Why is securing company IP important?
Securing your company’s intellectual property (IP) is an important part of successfully forming and running your business. It impacts your company’s valuation and distinguishes your business from that of competitors, and will also be closely scrutinized by any investors looking to put capital into your startup. Without the properly executed IP ownership documentation, your hard work and the success of your business will be compromised.
What exactly does it mean to secure your IP? In the most basic terms, your company (not you or your employees as individuals) must own the IP upon which the company relies. This way, even if you or any of your team members leaves the business, they won’t be taking ownership of essential IP with them.
How do I secure my company’s IP?
IP ownership is typically secured through intellectual property assignment agreements, and at a startup everyone who may claim to have any ownership over the company’s IP should sign an agreement that assigns it to the company. This extends beyond just employees—independent contractors and advisors may also need to sign IP assignment agreements.

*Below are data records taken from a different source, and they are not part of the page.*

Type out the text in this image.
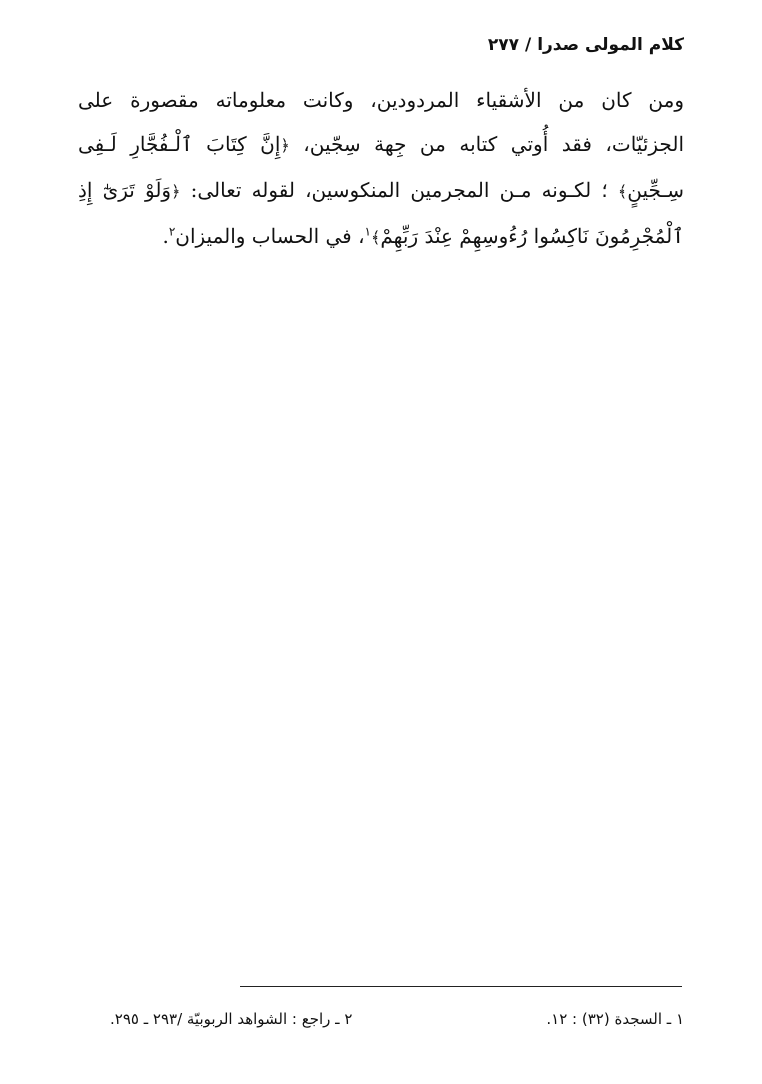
كلام المولى صدرا/٢٧٧
ومن كان من الأشقياء المردودين، وكانت معلوماته مقصورة على الجزئيّات، فقد أُوتي كتابه من جِهة سِجّين، ﴿إِنَّ كِتَابَ ٱلْـفُجَّارِ لَـفِى سِـجِّينٍ﴾ ؛ لكـونه مـن المجرمين المنكوسين، لقوله تعالى: ﴿وَلَوْ تَرَىٰٓ إِذِ ٱلْمُجْرِمُونَ نَاكِسُوا رُءُوسِهِمْ عِنْدَ رَبِّهِمْ﴾$^١$، في الحساب والميزان$^٢$.
١ ـ السجدة (٣٢) : ١٢.
٢ ـ راجع : الشواهد الربوبيّة /٢٩٣ ـ ٢٩٥.
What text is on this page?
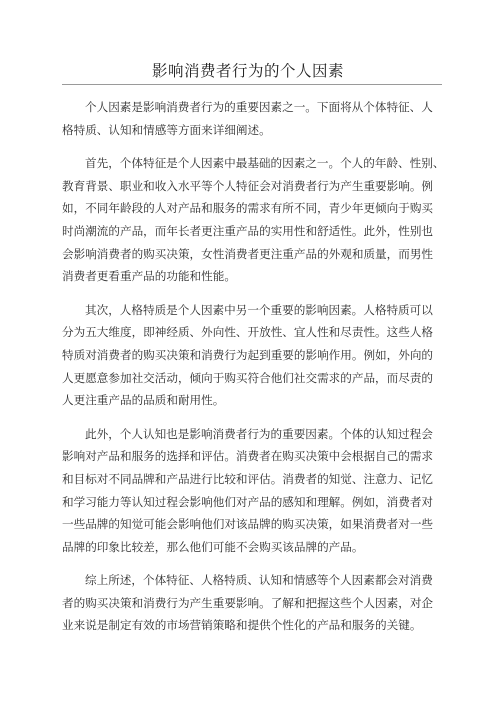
影响消费者行为的个人因素

个人因素是影响消费者行为的重要因素之一。下面将从个体特征、人
格特质、认知和情感等方面来详细阐述。

首先，个体特征是个人因素中最基础的因素之一。个人的年龄、性别、
教育背景、职业和收入水平等个人特征会对消费者行为产生重要影响。例
如，不同年龄段的人对产品和服务的需求有所不同，青少年更倾向于购买
时尚潮流的产品，而年长者更注重产品的实用性和舒适性。此外，性别也
会影响消费者的购买决策，女性消费者更注重产品的外观和质量，而男性
消费者更看重产品的功能和性能。

其次，人格特质是个人因素中另一个重要的影响因素。人格特质可以
分为五大维度，即神经质、外向性、开放性、宜人性和尽责性。这些人格
特质对消费者的购买决策和消费行为起到重要的影响作用。例如，外向的
人更愿意参加社交活动，倾向于购买符合他们社交需求的产品，而尽责的
人更注重产品的品质和耐用性。

此外，个人认知也是影响消费者行为的重要因素。个体的认知过程会
影响对产品和服务的选择和评估。消费者在购买决策中会根据自己的需求
和目标对不同品牌和产品进行比较和评估。消费者的知觉、注意力、记忆
和学习能力等认知过程会影响他们对产品的感知和理解。例如，消费者对
一些品牌的知觉可能会影响他们对该品牌的购买决策，如果消费者对一些
品牌的印象比较差，那么他们可能不会购买该品牌的产品。

综上所述，个体特征、人格特质、认知和情感等个人因素都会对消费
者的购买决策和消费行为产生重要影响。了解和把握这些个人因素，对企
业来说是制定有效的市场营销策略和提供个性化的产品和服务的关键。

IP assignment agreements should ideally be executed at the beginning of a relationship, which for employees means when they are hired. In fact, IP assignment agreements are often part of the new hire paperwork. If you’re a founder, IP assignment should take place when initial company equity is granted. Asking someone to assign IP to the company requires sufficient consideration (i.e., sufficient value to support a contract or agreement between parties, in this case between the company and the individual). If the IP assignment is a condition of employment, then employment is generally sufficient consideration. However, if IP assignment is not a requirement of employment then you may need to offer other consideration (such as monetary or equity compensation) as part of the agreement.
What exactly is this agreement called?
IP assignment agreements are sometimes standalone documents, or their essential provisions are included in documents like employment agreements, consulting agreements, or advisory agreements. Many Employee NDAs or Employee Confidentiality Agreements contain IP assignment alongside their other terms.

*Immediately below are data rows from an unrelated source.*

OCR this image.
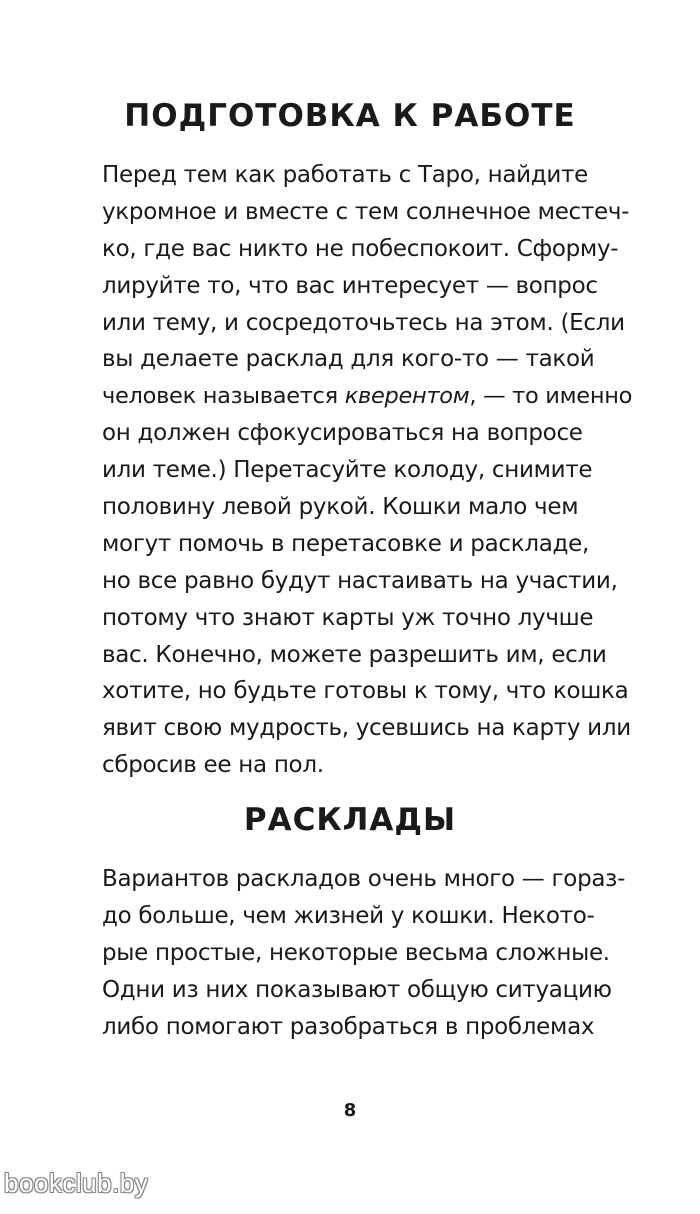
ПОДГОТОВКА К РАБОТЕ
Перед тем как работать с Таро, найдите
укромное и вместе с тем солнечное местеч-
ко, где вас никто не побеспокоит. Сформу-
лируйте то, что вас интересует — вопрос
или тему, и сосредоточьтесь на этом. (Если
вы делаете расклад для кого-то — такой
человек называется кверентом, — то именно
он должен сфокусироваться на вопросе
или теме.) Перетасуйте колоду, снимите
половину левой рукой. Кошки мало чем
могут помочь в перетасовке и раскладе,
но все равно будут настаивать на участии,
потому что знают карты уж точно лучше
вас. Конечно, можете разрешить им, если
хотите, но будьте готовы к тому, что кошка
явит свою мудрость, усевшись на карту или
сбросив ее на пол.
РАСКЛАДЫ
Вариантов раскладов очень много — гораз-
до больше, чем жизней у кошки. Некото-
рые простые, некоторые весьма сложные.
Одни из них показывают общую ситуацию
либо помогают разобраться в проблемах
8
bookclub.by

It should also be noted that there are two similar sounding, yet distinctive types of IP agreements: IP Contribution Agreements and IP Assignment Agreements. For some team members, such as founders, both may be necessary to properly secure your company’s IP. What’s the difference?
- An IP Contribution Agreement assigns any relevant IP that you created before you joined the company to the company, or IP that was created even before the company had been incorporated.
- An IP Assignment Agreement assigns any IP created after you started working out the company, and therefore includes IP that you may not have created yet.
If you’re joining a new company and you have prior inventions or patents that will not be assigned to the company, it should be clear in your IP Contribution Agreement that they are being excluded.
Why do my future investors care?
IP ownership will be closely scrutinized during investor due diligence, which is a key prerequisite to getting funding in the door. If you have missing agreements, cleaning them up will be time consuming and expensive, not to mention the added risk that investors will associate with your company. By ensuring that your IP assignment is properly managed from day one, you’ll set your company up to succeed as it fundraises and grows.